You can think of the candles melting as an analogy to someone running a race: as time goes on, the full length of the candle (race track) is decreasing. In other words, the length of the candle is jointly proportional to the rate at which it melts and the time that passes.
So we'll use \(d = rt\) to help us solve this, with \(d\) being the length of the candle.
We know that \(d = x(3)\) and \(d = y(4)\), so this leads to:
\( 3x = 4y\)
Which we'll use later.
Now, to find out how long it'll take for one to be half the length of the other, we can think about it like this:
Given the rates of each, there must be some time \(t\) that satisfies:
\(d - yt = 2(d - xt)\)
Since from a logical standpoint, Candle \(A\) burns faster than Candle \(B\), the scenario where this is true must have that the slower burning candle ends up being double the length of the faster burning one.
Essentially, \(xt\) and \(yt\) represent the rates multiplied by the time we're looking for, which will give us the length that melted for Candle \(A\) and likewise, the length that melted for Candle \(B\), after time \(t\). We subtract that from the total length \(d\) which gives us the remaining length of each candle.

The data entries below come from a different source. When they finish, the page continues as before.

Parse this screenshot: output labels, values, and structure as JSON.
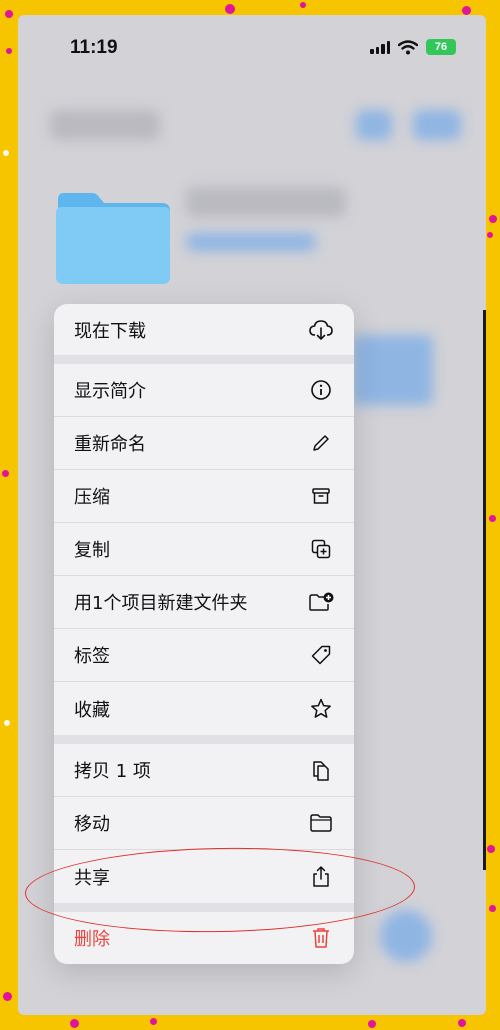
{
  "status_bar": {
    "time": "11:19",
    "battery": "76"
  },
  "menu": {
    "items": [
      {
        "label": "现在下载",
        "icon": "cloud-download-icon"
      },
      {
        "label": "显示简介",
        "icon": "info-icon"
      },
      {
        "label": "重新命名",
        "icon": "pencil-icon"
      },
      {
        "label": "压缩",
        "icon": "archive-box-icon"
      },
      {
        "label": "复制",
        "icon": "duplicate-icon"
      },
      {
        "label": "用1个项目新建文件夹",
        "icon": "folder-plus-icon"
      },
      {
        "label": "标签",
        "icon": "tag-icon"
      },
      {
        "label": "收藏",
        "icon": "star-icon"
      },
      {
        "label": "拷贝 1 项",
        "icon": "copy-docs-icon"
      },
      {
        "label": "移动",
        "icon": "folder-icon"
      },
      {
        "label": "共享",
        "icon": "share-icon"
      },
      {
        "label": "删除",
        "icon": "trash-icon"
      }
    ]
  },
  "colors": {
    "frame": "#f7c400",
    "confetti": "#e0159b",
    "destructive": "#e8453c",
    "folder": "#7cc8f6",
    "annotation": "#e0302a"
  }
}
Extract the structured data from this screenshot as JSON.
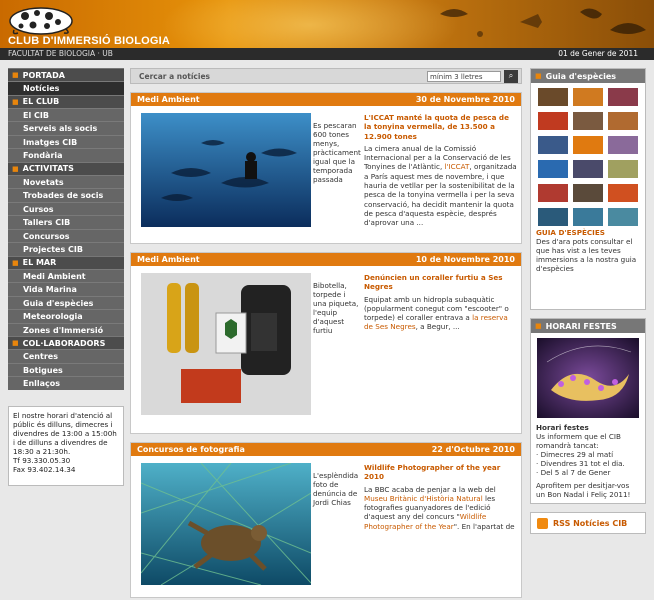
{
  "header": {
    "title": "CLUB D'IMMERSIÓ BIOLOGIA",
    "faculty": "FACULTAT DE BIOLOGIA · UB",
    "date": "01 de Gener de 2011"
  },
  "nav": {
    "sections": [
      {
        "label": "PORTADA",
        "items": [
          "Notícies"
        ]
      },
      {
        "label": "EL CLUB",
        "items": [
          "El CIB",
          "Serveis als socis",
          "Imatges CIB",
          "Fondària"
        ]
      },
      {
        "label": "ACTIVITATS",
        "items": [
          "Novetats",
          "Trobades de socis",
          "Cursos",
          "Tallers CIB",
          "Concursos",
          "Projectes CIB"
        ]
      },
      {
        "label": "EL MAR",
        "items": [
          "Medi Ambient",
          "Vida Marina",
          "Guia d'espècies",
          "Meteorologia",
          "Zones d'Immersió"
        ]
      },
      {
        "label": "COL·LABORADORS",
        "items": [
          "Centres",
          "Botigues",
          "Enllaços"
        ]
      }
    ],
    "info": "El nostre horari d'atenció al públic és dilluns, dimecres i divendres de 13:00 a 15:00h i de dilluns a divendres de 18:30 a 21:30h.",
    "phone": "Tf 93.330.05.30",
    "fax": "Fax 93.402.14.34"
  },
  "search": {
    "label": "Cercar a notícies",
    "placeholder": "mínim 3 lletres",
    "go": "⌕"
  },
  "news": [
    {
      "category": "Medi Ambient",
      "date": "30 de Novembre 2010",
      "caption": "Es pescaran 600 tones menys, pràcticament igual que la temporada passada",
      "title": "L'ICCAT manté la quota de pesca de la tonyina vermella, de 13.500 a 12.900 tones",
      "body_1": "La cimera anual de la Comissió Internacional per a la Conservació de les Tonyines de l'Atlàntic, ",
      "link": "l'ICCAT",
      "body_2": ", organitzada a París aquest mes de novembre, i que hauria de vetllar per la sostenibilitat de la pesca de la tonyina vermella i per la seva conservació, ha decidit mantenir la quota de pesca d'aquesta espècie, després d'aprovar una ..."
    },
    {
      "category": "Medi Ambient",
      "date": "10 de Novembre 2010",
      "caption": "Bibotella, torpede i una piqueta, l'equip d'aquest furtiu",
      "title": "Denúncien un coraller furtiu a Ses Negres",
      "body_1": "Equipat amb un hidropla subaquàtic (popularment conegut com \"escooter\" o torpede) el coraller entrava a ",
      "link": "la reserva de Ses Negres",
      "body_2": ", a Begur, ..."
    },
    {
      "category": "Concursos de fotografia",
      "date": "22 d'Octubre 2010",
      "caption": "L'esplèndida foto de denúncia de Jordi Chias",
      "title": "Wildlife Photographer of the year 2010",
      "body_1": "La BBC acaba de penjar a la web del ",
      "link": "Museu Britànic d'Història Natural",
      "body_2": " les fotografies guanyadores de l'edició d'aquest any del concurs \"",
      "link_2": "Wildlife Photographer of the Year",
      "body_3": "\". En l'apartat de"
    }
  ],
  "guia": {
    "heading": "Guia d'espècies",
    "title": "GUIA D'ESPÈCIES",
    "text": "Des d'ara pots consultar el que has vist a les teves immersions a la nostra guia d'espècies"
  },
  "horari": {
    "heading": "HORARI FESTES",
    "title": "Horari festes",
    "intro": "Us informem que el CIB romandrà tancat:",
    "lines": [
      "· Dimecres 29 al matí",
      "· Divendres 31 tot el dia.",
      "· Del 5 al 7 de Gener"
    ],
    "wish": "Aprofitem per desitjar-vos un Bon Nadal i Feliç 2011!"
  },
  "rss": {
    "label": "RSS Notícies CIB"
  },
  "colors": {
    "accent": "#e07a10",
    "link": "#c85a00",
    "nav_bg": "#666666"
  }
}
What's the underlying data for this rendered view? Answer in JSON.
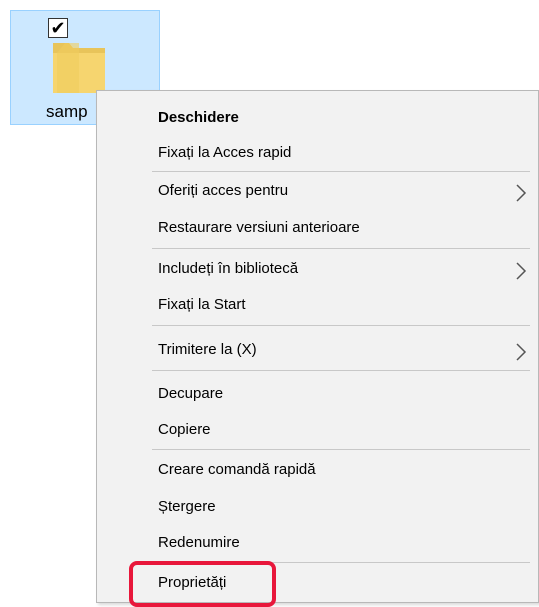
{
  "desktop": {
    "icon_label": "samp",
    "checkbox_mark": "✔",
    "icon_name": "folder-icon",
    "selection_color": "#cce8ff"
  },
  "context_menu": {
    "items": [
      {
        "label": "Deschidere",
        "bold": true
      },
      {
        "label": "Fixați la Acces rapid"
      },
      {
        "label": "Oferiți acces pentru",
        "submenu": true
      },
      {
        "label": "Restaurare versiuni anterioare"
      },
      {
        "label": "Includeți în bibliotecă",
        "submenu": true
      },
      {
        "label": "Fixați la Start"
      },
      {
        "label": "Trimitere la (X)",
        "submenu": true
      },
      {
        "label": "Decupare"
      },
      {
        "label": "Copiere"
      },
      {
        "label": "Creare comandă rapidă"
      },
      {
        "label": "Ștergere"
      },
      {
        "label": "Redenumire"
      },
      {
        "label": "Proprietăți",
        "highlighted": true
      }
    ],
    "highlight_color": "#e8173b"
  }
}
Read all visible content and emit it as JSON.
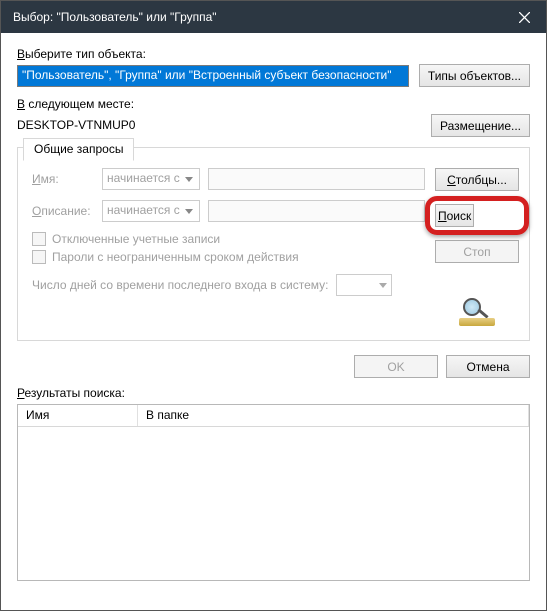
{
  "titlebar": {
    "title": "Выбор: \"Пользователь\" или \"Группа\""
  },
  "objtype": {
    "label": "Выберите тип объекта:",
    "value": "\"Пользователь\", \"Группа\" или \"Встроенный субъект безопасности\"",
    "button": "Типы объектов..."
  },
  "location": {
    "label": "В следующем месте:",
    "value": "DESKTOP-VTNMUP0",
    "button": "Размещение..."
  },
  "queries": {
    "tab": "Общие запросы",
    "name_label": "Имя:",
    "name_mode": "начинается с",
    "desc_label": "Описание:",
    "desc_mode": "начинается с",
    "chk_disabled": "Отключенные учетные записи",
    "chk_nopwd": "Пароли с неограниченным сроком действия",
    "lastlogin": "Число дней со времени последнего входа в систему:"
  },
  "sidebuttons": {
    "columns": "Столбцы...",
    "search": "Поиск",
    "stop": "Стоп"
  },
  "dlg": {
    "ok": "OK",
    "cancel": "Отмена"
  },
  "results": {
    "label": "Результаты поиска:",
    "col1": "Имя",
    "col2": "В папке"
  }
}
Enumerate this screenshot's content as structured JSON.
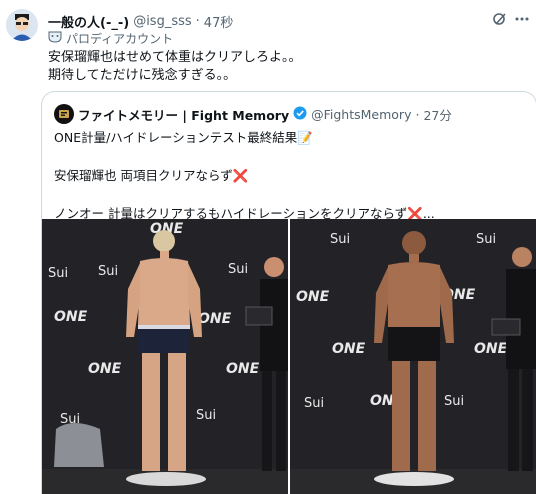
{
  "tweet": {
    "display_name": "一般の人(-_-)",
    "handle": "@isg_sss",
    "time": "47秒",
    "parody_label": "パロディアカウント",
    "text": "安保瑠輝也はせめて体重はクリアしろよ。。\n期待してただけに残念すぎる。。"
  },
  "quote": {
    "display_name": "ファイトメモリー | Fight Memory",
    "handle": "@FightsMemory",
    "time": "27分",
    "line1": "ONE計量/ハイドレーションテスト最終結果📝",
    "line2": "安保瑠輝也 両項目クリアならず",
    "line3": "ノンオー 計量はクリアするもハイドレーションをクリアならず",
    "line3_suffix": "...",
    "x_mark": "❌"
  },
  "banner": {
    "brand_one": "ONE",
    "brand_sui": "Sui"
  },
  "colors": {
    "verified": "#1d9bf0",
    "muted": "#536471",
    "border": "#cfd9de"
  }
}
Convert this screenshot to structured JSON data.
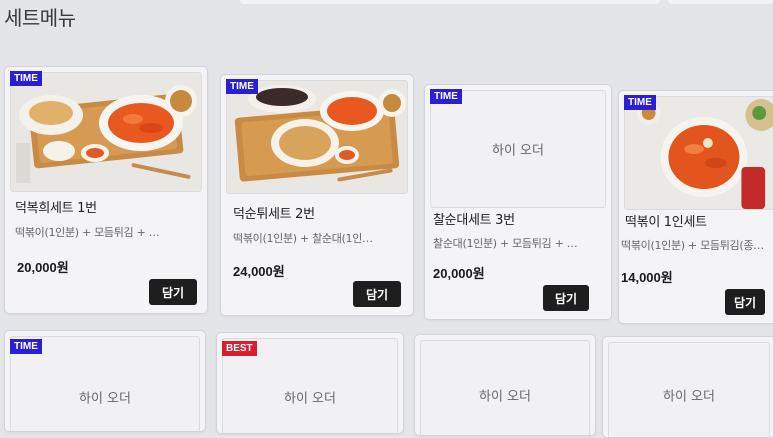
{
  "section": {
    "title": "세트메뉴"
  },
  "placeholder_text": "하이 오더",
  "add_label": "담기",
  "colors": {
    "time_badge": "#2b1fd6",
    "best_badge": "#d62030",
    "add_button": "#1e1e1e"
  },
  "menu": [
    {
      "badge": "TIME",
      "image": "food-photo",
      "name": "덕복희세트 1번",
      "desc": "떡볶이(1인분) + 모듬튀김 + …",
      "price": "20,000원"
    },
    {
      "badge": "TIME",
      "image": "food-photo",
      "name": "덕순튀세트 2번",
      "desc": "떡볶이(1인분) + 찰순대(1인…",
      "price": "24,000원"
    },
    {
      "badge": "TIME",
      "image": "placeholder",
      "name": "찰순대세트 3번",
      "desc": "찰순대(1인분) + 모듬튀김 + …",
      "price": "20,000원"
    },
    {
      "badge": "TIME",
      "image": "food-photo",
      "name": "떡볶이 1인세트",
      "desc": "떡볶이(1인분) + 모듬튀김(종…",
      "price": "14,000원"
    }
  ],
  "menu_row2": [
    {
      "badge": "TIME",
      "image": "placeholder"
    },
    {
      "badge": "BEST",
      "image": "placeholder"
    },
    {
      "badge": "",
      "image": "placeholder"
    },
    {
      "badge": "",
      "image": "placeholder"
    }
  ]
}
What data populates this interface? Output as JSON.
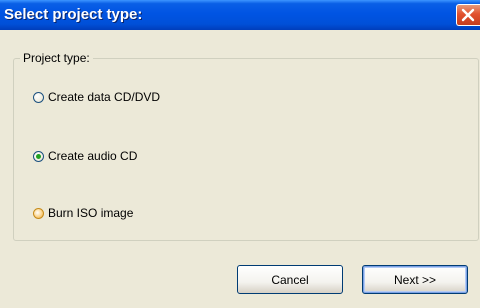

From here, one candle will be double the length of the other, hence one side of the equality being multiplied by 2.
Now, with the equation above, we have a system of equations:
\( 3x = 4y\)
\(d - yt = 2(d - xt)\)
Let's simplify with the second equation:
\(d - yt = 2d - 2xt\)
\(2xt - yt = d\)
Now:
\( 3x = 4y\) is the same as \(y = \frac{3}{4}x\), so:
\(2xt - (\frac{3}{4}x)t = d\)
\(t(2x - \frac{3}{4}x) = d\)
\(t(\frac{5}{4}x) = d \)
Now \(d = 3x\), and rearranging for \(x\) we get \(x = \frac{d}{3}\), so:
\(t(\frac{5}{4} * \frac{d}{3}) = d \)
We can now divide both sides by \(d\):
\(t(\frac{5}{4} * \frac{1}{3}) = 1\)
\(t(\frac{5}{12}) = 1\)
\(t = \frac{12}{5}\)
Since \(t\) is in hours, we have \(\frac{12}{5}\) being equivalent to 2.4 hours, or 2 hours and 24 minutes.
Therefore, if we light both candles 2 hours and 24 minutes before 4pm, Candle \(B\) will end up being double the length of Candle \(A\) at 4pm.
So the answer is lighting both candles at 1:36pm